Corporate: Will a deal impact on national security?
The National Security and Investment Act 2021 (“NSIA”) changes how foreign investment is dealt with in the UK. With a wide reach, retrospective application (to 12 November 2020), notification and clearance requirements, plus serious consequences if a transaction falls foul of the NSIA, investors and their advisers will require to plan the handling of their transaction carefully and immediately.

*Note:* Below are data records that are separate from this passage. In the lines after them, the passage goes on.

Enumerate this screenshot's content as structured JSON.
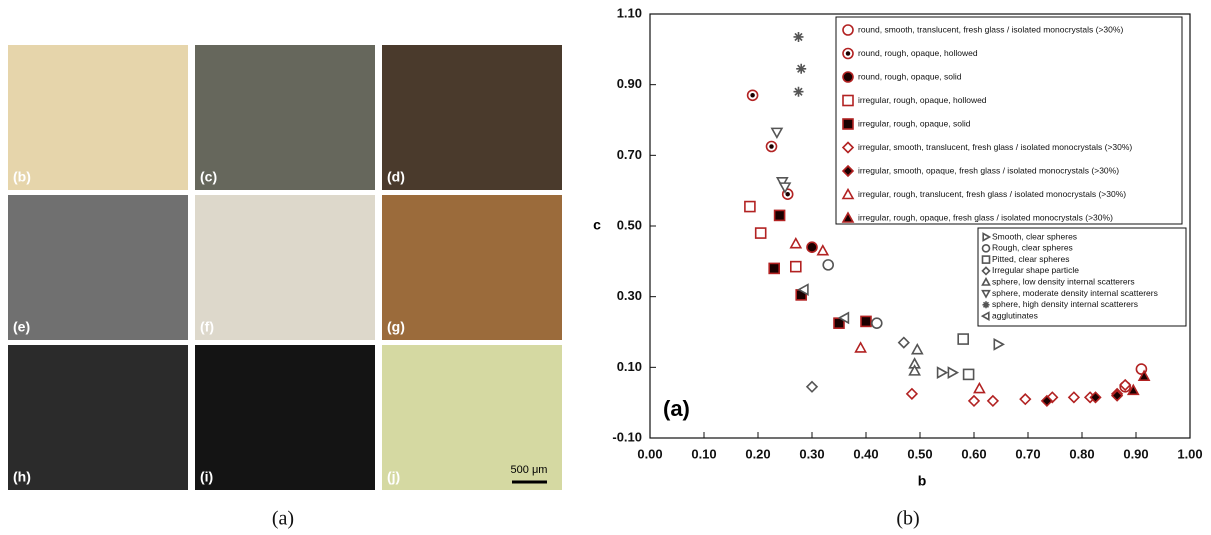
{
  "photos": {
    "labels": [
      "(b)",
      "(c)",
      "(d)",
      "(e)",
      "(f)",
      "(g)",
      "(h)",
      "(i)",
      "(j)"
    ],
    "scale_bar": "500 μm",
    "caption": "(a)"
  },
  "chart_caption": "(b)",
  "chart_data": {
    "type": "scatter",
    "panel_label": "(a)",
    "x_label": "b",
    "y_label": "c",
    "xlim": [
      0,
      1
    ],
    "ylim": [
      -0.1,
      1.1
    ],
    "xticks": [
      {
        "value": 0,
        "label": "0.00"
      },
      {
        "value": 0.1,
        "label": "0.10"
      },
      {
        "value": 0.2,
        "label": "0.20"
      },
      {
        "value": 0.3,
        "label": "0.30"
      },
      {
        "value": 0.4,
        "label": "0.40"
      },
      {
        "value": 0.5,
        "label": "0.50"
      },
      {
        "value": 0.6,
        "label": "0.60"
      },
      {
        "value": 0.7,
        "label": "0.70"
      },
      {
        "value": 0.8,
        "label": "0.80"
      },
      {
        "value": 0.9,
        "label": "0.90"
      },
      {
        "value": 1,
        "label": "1.00"
      }
    ],
    "yticks": [
      {
        "value": -0.1,
        "label": "-0.10"
      },
      {
        "value": 0.1,
        "label": "0.10"
      },
      {
        "value": 0.3,
        "label": "0.30"
      },
      {
        "value": 0.5,
        "label": "0.50"
      },
      {
        "value": 0.7,
        "label": "0.70"
      },
      {
        "value": 0.9,
        "label": "0.90"
      },
      {
        "value": 1.1,
        "label": "1.10"
      }
    ],
    "series": [
      {
        "name": "round, smooth, translucent, fresh glass / isolated monocrystals (>30%)",
        "color": "#b22222",
        "marker": "circle",
        "fill": "none",
        "x": [
          0.88,
          0.91
        ],
        "values": [
          0.045,
          0.095
        ]
      },
      {
        "name": "round, rough, opaque, hollowed",
        "color": "#b22222",
        "marker": "circle",
        "fill": "dot",
        "x": [
          0.19,
          0.225,
          0.255
        ],
        "values": [
          0.87,
          0.725,
          0.59
        ]
      },
      {
        "name": "round, rough, opaque, solid",
        "color": "#b22222",
        "marker": "circle",
        "fill": "solid",
        "x": [
          0.3
        ],
        "values": [
          0.44
        ]
      },
      {
        "name": "irregular, rough, opaque, hollowed",
        "color": "#b22222",
        "marker": "square",
        "fill": "none",
        "x": [
          0.185,
          0.205,
          0.27
        ],
        "values": [
          0.555,
          0.48,
          0.385
        ]
      },
      {
        "name": "irregular, rough, opaque, solid",
        "color": "#b22222",
        "marker": "square",
        "fill": "solid",
        "x": [
          0.24,
          0.23,
          0.28,
          0.35,
          0.4
        ],
        "values": [
          0.53,
          0.38,
          0.305,
          0.225,
          0.23
        ]
      },
      {
        "name": "irregular, smooth, translucent, fresh glass / isolated monocrystals (>30%)",
        "color": "#b22222",
        "marker": "diamond",
        "fill": "none",
        "x": [
          0.485,
          0.6,
          0.635,
          0.695,
          0.745,
          0.785,
          0.815,
          0.865,
          0.88
        ],
        "values": [
          0.025,
          0.005,
          0.005,
          0.01,
          0.015,
          0.015,
          0.015,
          0.025,
          0.05
        ]
      },
      {
        "name": "irregular, smooth, opaque, fresh glass / isolated monocrystals (>30%)",
        "color": "#b22222",
        "marker": "diamond",
        "fill": "solid",
        "x": [
          0.735,
          0.825,
          0.865
        ],
        "values": [
          0.005,
          0.015,
          0.02
        ]
      },
      {
        "name": "irregular, rough, translucent, fresh glass / isolated monocrystals (>30%)",
        "color": "#b22222",
        "marker": "triangle-up",
        "fill": "none",
        "x": [
          0.27,
          0.32,
          0.39,
          0.61
        ],
        "values": [
          0.45,
          0.43,
          0.155,
          0.04
        ]
      },
      {
        "name": "irregular, rough, opaque, fresh glass / isolated monocrystals (>30%)",
        "color": "#b22222",
        "marker": "triangle-up",
        "fill": "solid",
        "x": [
          0.895,
          0.915
        ],
        "values": [
          0.035,
          0.075
        ]
      },
      {
        "name": "Smooth, clear spheres",
        "color": "#555555",
        "marker": "triangle-right",
        "fill": "none",
        "x": [
          0.54,
          0.56,
          0.645
        ],
        "values": [
          0.085,
          0.085,
          0.165
        ]
      },
      {
        "name": "Rough, clear spheres",
        "color": "#555555",
        "marker": "circle",
        "fill": "none",
        "x": [
          0.33,
          0.42
        ],
        "values": [
          0.39,
          0.225
        ]
      },
      {
        "name": "Pitted, clear spheres",
        "color": "#555555",
        "marker": "square",
        "fill": "none",
        "x": [
          0.58,
          0.59
        ],
        "values": [
          0.18,
          0.08
        ]
      },
      {
        "name": "Irregular shape particle",
        "color": "#555555",
        "marker": "diamond",
        "fill": "none",
        "x": [
          0.3,
          0.47
        ],
        "values": [
          0.045,
          0.17
        ]
      },
      {
        "name": "sphere, low density internal scatterers",
        "color": "#555555",
        "marker": "triangle-up",
        "fill": "none",
        "x": [
          0.495,
          0.49,
          0.49
        ],
        "values": [
          0.15,
          0.11,
          0.09
        ]
      },
      {
        "name": "sphere, moderate density internal scatterers",
        "color": "#555555",
        "marker": "triangle-down",
        "fill": "none",
        "x": [
          0.235,
          0.245,
          0.25
        ],
        "values": [
          0.765,
          0.625,
          0.61
        ]
      },
      {
        "name": "sphere, high density internal scatterers",
        "color": "#555555",
        "marker": "asterisk",
        "fill": "none",
        "x": [
          0.275,
          0.28,
          0.275
        ],
        "values": [
          1.035,
          0.945,
          0.88
        ]
      },
      {
        "name": "agglutinates",
        "color": "#555555",
        "marker": "triangle-left",
        "fill": "none",
        "x": [
          0.285,
          0.36
        ],
        "values": [
          0.32,
          0.24
        ]
      }
    ]
  }
}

Until the NSIA is fully in force (4 January 2022), it works alongside the Enterprise Act 2002, which provides restricted rights to the Government to review transactions. A new Government organisation, the Investment Security Unit (“ISU”), will take over from the Competition & Markets Authority in this area. The new regime is more like that in the US, France and Germany in terms of screening investments, and will let the UK Government review, veto or set requirements in relation to transactions. Recent Government guidance has provided further detail on the application of the NSIA.
Overview of the new regime
Notifiable acquisitions: The NSIA applies in relation to acquisitions which are caused by “trigger events”. An acquisition is a notifiable acquisition where:
- it is of a right or interest in, or to a qualifying asset (including land, tangible moveable property and intellectual property) or qualifying entity (any entity other than an individual);
- the entity/asset being acquired is from, in, or has a connection to, the UK;
- the level of control acquired over the qualifying entity meets or passes a certain threshold.

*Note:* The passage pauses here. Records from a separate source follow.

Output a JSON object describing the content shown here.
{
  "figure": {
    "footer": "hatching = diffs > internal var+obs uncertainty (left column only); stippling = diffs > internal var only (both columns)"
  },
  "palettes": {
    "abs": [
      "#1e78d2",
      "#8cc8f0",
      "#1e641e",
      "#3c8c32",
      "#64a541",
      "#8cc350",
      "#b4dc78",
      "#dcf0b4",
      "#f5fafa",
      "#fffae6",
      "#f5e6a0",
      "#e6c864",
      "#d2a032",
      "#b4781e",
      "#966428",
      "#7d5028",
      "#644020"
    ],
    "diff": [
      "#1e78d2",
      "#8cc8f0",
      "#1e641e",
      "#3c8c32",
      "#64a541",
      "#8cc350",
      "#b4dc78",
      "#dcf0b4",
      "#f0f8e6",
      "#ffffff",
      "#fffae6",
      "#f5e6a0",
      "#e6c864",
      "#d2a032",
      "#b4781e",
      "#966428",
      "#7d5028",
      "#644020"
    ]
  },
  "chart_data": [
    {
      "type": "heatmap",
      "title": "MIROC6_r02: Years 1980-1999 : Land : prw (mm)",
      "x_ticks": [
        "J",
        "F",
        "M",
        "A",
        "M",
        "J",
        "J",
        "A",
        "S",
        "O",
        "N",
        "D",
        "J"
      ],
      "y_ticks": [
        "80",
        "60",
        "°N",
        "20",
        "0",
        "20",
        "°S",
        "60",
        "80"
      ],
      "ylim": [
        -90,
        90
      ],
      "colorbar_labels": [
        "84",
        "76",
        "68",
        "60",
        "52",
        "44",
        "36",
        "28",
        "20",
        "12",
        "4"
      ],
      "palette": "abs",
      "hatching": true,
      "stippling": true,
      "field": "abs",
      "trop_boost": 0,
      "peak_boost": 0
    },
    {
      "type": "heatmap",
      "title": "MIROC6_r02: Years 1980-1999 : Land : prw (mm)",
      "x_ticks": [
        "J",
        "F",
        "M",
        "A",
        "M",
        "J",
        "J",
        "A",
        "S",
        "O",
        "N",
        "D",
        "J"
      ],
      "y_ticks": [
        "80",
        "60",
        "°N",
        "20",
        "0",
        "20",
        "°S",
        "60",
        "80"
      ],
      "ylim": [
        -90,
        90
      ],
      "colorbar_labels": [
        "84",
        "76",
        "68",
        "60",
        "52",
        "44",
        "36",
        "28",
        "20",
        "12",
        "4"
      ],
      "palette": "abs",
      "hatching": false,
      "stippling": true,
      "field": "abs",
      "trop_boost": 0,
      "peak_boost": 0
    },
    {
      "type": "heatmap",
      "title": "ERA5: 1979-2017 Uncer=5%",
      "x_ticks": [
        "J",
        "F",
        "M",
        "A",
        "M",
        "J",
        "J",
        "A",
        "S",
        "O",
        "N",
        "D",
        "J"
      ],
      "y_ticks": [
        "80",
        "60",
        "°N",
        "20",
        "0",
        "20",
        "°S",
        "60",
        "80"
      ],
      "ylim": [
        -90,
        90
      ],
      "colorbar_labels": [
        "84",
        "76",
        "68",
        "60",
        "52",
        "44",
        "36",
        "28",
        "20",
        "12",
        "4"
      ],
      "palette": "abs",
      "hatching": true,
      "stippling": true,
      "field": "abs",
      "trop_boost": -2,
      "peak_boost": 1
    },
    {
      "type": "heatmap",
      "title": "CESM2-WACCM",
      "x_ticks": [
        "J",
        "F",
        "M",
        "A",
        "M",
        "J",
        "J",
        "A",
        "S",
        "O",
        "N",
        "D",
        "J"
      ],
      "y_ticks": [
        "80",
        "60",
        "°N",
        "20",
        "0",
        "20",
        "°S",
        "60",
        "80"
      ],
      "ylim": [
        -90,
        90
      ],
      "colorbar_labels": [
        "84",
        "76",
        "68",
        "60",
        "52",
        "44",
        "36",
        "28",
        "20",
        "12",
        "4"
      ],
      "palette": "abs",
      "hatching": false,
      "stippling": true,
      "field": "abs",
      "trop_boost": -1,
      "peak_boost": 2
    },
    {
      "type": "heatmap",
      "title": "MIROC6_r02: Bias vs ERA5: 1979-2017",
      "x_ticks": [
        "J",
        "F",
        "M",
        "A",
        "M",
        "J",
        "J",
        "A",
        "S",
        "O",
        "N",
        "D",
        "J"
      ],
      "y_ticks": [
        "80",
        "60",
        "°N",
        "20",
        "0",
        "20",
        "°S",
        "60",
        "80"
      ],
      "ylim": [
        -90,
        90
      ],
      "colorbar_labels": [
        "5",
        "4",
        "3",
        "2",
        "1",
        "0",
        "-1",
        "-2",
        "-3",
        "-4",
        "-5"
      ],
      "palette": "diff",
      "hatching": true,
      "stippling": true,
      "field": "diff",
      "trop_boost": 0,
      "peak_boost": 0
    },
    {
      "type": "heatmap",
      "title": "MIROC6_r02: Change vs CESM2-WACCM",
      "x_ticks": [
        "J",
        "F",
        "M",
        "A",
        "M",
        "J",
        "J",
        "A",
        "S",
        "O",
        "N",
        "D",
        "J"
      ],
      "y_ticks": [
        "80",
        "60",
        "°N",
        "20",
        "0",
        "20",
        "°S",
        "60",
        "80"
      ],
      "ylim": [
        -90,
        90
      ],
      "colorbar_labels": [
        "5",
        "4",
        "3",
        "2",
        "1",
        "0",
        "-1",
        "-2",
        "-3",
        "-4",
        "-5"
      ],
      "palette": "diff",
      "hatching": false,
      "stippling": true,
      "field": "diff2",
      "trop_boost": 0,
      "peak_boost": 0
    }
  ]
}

Government guidance details examples of the threshold criterion as where:
- shareholding stakes or voting rights held pass certain percentages (25%, 50%, or 75%), similarly shares of capital, rights to surplus assets or on winding up (further instances are detailed in the guidance);
- voting rights can block or pass resolutions affecting the entity;
- there results an ability materially to influence entity policy, such as to appoint board members (however the material influence threshold will not apply if, e.g. such a right/interest is already held); or
- “you are able to use a qualifying asset, or direct or control its use, or you are able to do so more than you could prior to the acquisition”. This includes land and IP, and these may be based within or outside the UK (but if outside, a sufficient connection to the UK must exist).
The guidance also highlights that internal restructures/reorganisations may count as trigger events. Similarly, planned acquisitions that have not yet taken place (e.g. where there are signed heads of terms) can be called in. Should the ISU suspect the above criteria are met and national security may be at risk, the transaction can be scrutinised by the Government.

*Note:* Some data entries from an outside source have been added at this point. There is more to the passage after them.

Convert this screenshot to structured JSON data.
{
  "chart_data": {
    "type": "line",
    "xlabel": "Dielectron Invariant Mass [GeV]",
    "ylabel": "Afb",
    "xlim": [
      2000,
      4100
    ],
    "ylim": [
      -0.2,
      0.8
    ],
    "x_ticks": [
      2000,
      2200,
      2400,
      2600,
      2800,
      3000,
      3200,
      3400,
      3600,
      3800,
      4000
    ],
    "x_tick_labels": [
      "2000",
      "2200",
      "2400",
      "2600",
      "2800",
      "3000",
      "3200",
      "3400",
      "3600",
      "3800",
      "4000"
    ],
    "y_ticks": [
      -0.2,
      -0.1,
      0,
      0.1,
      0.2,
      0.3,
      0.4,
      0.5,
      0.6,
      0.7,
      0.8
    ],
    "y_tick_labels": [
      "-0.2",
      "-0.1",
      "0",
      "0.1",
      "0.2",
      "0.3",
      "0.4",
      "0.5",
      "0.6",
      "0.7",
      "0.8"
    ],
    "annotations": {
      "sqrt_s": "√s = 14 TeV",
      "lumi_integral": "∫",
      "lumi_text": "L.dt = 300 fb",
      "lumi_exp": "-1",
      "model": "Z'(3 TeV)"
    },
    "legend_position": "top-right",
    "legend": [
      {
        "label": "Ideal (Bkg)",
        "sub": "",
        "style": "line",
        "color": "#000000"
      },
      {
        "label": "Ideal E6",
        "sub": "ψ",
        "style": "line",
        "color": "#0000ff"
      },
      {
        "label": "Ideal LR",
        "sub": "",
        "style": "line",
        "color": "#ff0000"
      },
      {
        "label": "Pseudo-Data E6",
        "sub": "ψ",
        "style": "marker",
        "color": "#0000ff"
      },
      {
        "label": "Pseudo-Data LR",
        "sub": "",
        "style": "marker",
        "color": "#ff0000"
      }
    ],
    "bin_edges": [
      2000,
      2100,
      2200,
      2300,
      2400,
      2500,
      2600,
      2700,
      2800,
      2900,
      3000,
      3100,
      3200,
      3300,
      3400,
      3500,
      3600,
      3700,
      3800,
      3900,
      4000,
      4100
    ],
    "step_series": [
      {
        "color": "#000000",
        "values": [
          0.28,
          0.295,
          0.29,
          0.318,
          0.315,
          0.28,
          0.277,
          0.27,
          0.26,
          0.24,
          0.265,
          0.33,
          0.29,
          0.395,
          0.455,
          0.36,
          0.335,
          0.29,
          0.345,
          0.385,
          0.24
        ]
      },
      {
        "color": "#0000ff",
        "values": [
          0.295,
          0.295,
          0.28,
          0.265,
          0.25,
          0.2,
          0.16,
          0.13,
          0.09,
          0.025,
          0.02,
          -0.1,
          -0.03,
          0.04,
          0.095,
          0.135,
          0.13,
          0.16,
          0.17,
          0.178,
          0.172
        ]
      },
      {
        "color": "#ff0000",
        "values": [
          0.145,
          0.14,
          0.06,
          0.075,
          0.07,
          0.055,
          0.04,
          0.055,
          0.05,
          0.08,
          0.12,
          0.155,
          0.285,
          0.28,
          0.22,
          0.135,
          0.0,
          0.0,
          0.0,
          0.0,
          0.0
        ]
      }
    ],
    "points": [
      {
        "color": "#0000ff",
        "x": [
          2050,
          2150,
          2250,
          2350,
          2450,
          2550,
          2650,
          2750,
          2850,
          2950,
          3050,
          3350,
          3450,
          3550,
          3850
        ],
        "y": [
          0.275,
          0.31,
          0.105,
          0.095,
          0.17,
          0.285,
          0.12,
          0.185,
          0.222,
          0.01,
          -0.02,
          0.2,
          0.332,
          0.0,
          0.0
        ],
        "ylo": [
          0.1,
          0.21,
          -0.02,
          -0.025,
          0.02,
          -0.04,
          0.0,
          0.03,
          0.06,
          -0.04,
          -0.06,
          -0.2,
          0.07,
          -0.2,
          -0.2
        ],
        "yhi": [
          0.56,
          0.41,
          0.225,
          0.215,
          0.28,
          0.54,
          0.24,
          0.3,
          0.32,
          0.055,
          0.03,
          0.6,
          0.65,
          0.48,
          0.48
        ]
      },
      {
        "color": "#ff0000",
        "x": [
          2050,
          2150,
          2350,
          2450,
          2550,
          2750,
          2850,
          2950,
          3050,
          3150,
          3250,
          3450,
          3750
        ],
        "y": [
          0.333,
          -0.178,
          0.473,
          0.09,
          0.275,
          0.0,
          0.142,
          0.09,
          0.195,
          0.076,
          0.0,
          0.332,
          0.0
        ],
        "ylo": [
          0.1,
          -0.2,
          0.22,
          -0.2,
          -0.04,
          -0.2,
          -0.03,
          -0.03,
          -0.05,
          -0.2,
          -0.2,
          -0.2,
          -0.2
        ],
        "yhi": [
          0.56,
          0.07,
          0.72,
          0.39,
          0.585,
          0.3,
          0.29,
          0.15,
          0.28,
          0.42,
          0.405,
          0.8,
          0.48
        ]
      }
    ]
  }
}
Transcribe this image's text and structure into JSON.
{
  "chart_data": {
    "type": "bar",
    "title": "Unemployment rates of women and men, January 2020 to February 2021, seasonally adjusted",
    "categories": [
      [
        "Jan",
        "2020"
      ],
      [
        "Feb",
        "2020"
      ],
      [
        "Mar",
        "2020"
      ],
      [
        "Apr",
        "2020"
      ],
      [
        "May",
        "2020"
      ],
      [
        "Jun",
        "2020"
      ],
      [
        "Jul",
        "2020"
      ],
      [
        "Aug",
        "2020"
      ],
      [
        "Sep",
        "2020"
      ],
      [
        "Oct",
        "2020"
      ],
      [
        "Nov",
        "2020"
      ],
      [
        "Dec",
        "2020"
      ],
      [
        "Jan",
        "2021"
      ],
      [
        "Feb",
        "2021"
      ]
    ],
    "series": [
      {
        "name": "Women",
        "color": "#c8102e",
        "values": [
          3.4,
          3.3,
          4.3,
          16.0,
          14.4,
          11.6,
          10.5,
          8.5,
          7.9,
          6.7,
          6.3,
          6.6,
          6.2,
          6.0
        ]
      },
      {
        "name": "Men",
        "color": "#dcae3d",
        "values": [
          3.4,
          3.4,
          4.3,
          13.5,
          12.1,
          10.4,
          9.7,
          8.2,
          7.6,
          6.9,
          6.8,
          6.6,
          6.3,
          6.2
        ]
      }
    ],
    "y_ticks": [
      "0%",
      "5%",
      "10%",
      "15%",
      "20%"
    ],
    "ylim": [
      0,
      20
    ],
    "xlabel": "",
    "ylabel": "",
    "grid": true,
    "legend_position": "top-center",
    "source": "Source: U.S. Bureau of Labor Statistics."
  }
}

Call-in notice. NSIA applies in relation to the acquisition of rights/interests in a qualifying entity or asset, by allowing the Secretary of State to issue a “call-in notice” for a transaction which falls within the definition of a “trigger event”. A recent statement made under s 3 details that the call-in power will be exercised on a case-by-case basis, but the following factors in relation to national security will be considered: the use of the target, the characteristics of the acquirer and the degree of control to be acquired over the target. The statement notes that the assessment (following the notice) is only to take place where it is reasonably suspected the acquisition could give rise to a risk to national security. The call-in power is only to be used to safeguard the UK’s national security and not to promote any other objectives. Further guidance is expected.
Mandatory notification for “notifiable transactions”. If the acquisition falls within any of the 17 sensitive areas of the economy (defined by regulations under s 6), notification and approval are required, otherwise the acquisition will be void. If cleared, the Government cannot reassess the transaction, unless false or misleading information was submitted. The sensitive areas include civil nuclear, defence and military, but also communications, computing hardware, data infrastructure, energy and transport, among others.
The statement details that qualifying acquisitions of entities which undertake activities “closely linked” to those 17 areas are more likely to be called in. Loans, conditional acquisitions, futures and options are unlikely to be called in as they usually pose little risk to national security. However the guidance notes an exception where rights are exercised for the purpose of preserving or realising the security. Retrospective filing of mandatory notifications is possible, but note that the transaction will be void without Government approval. For transactions which do not qualify under the mandatory regime, a voluntary notification can be submitted to request clearance.
The consequences for failure to notify are severe, with potential criminal and civil penalties including up to 5% of an organisation’s global turnover or £10 million, whichever is greater.
Effect on transactions
When planning and drafting transactional documents for a qualifying acquisition, care will need to be taken to factor for the possibility of the transaction being called in, its unwinding, or any of the other options available to the Government (e.g. restrictions on the number of shares transferred or access to commercial information). More due diligence on investors and the sector involved will be required, and there is a greater likelihood of conditional aspects of deals (e.g. in relation to any auction process or the outcome of a voluntary notification). The NSIA has a wide reach and will not only apply to M&A, corporate restructuring etc, but also in relation to land transactions and IP. Once the NSIA is in force the Government can assess acquisitions retrospectively for up to five years after completion of the relevant transaction, and up to six months after becoming aware of it if it has not been notified.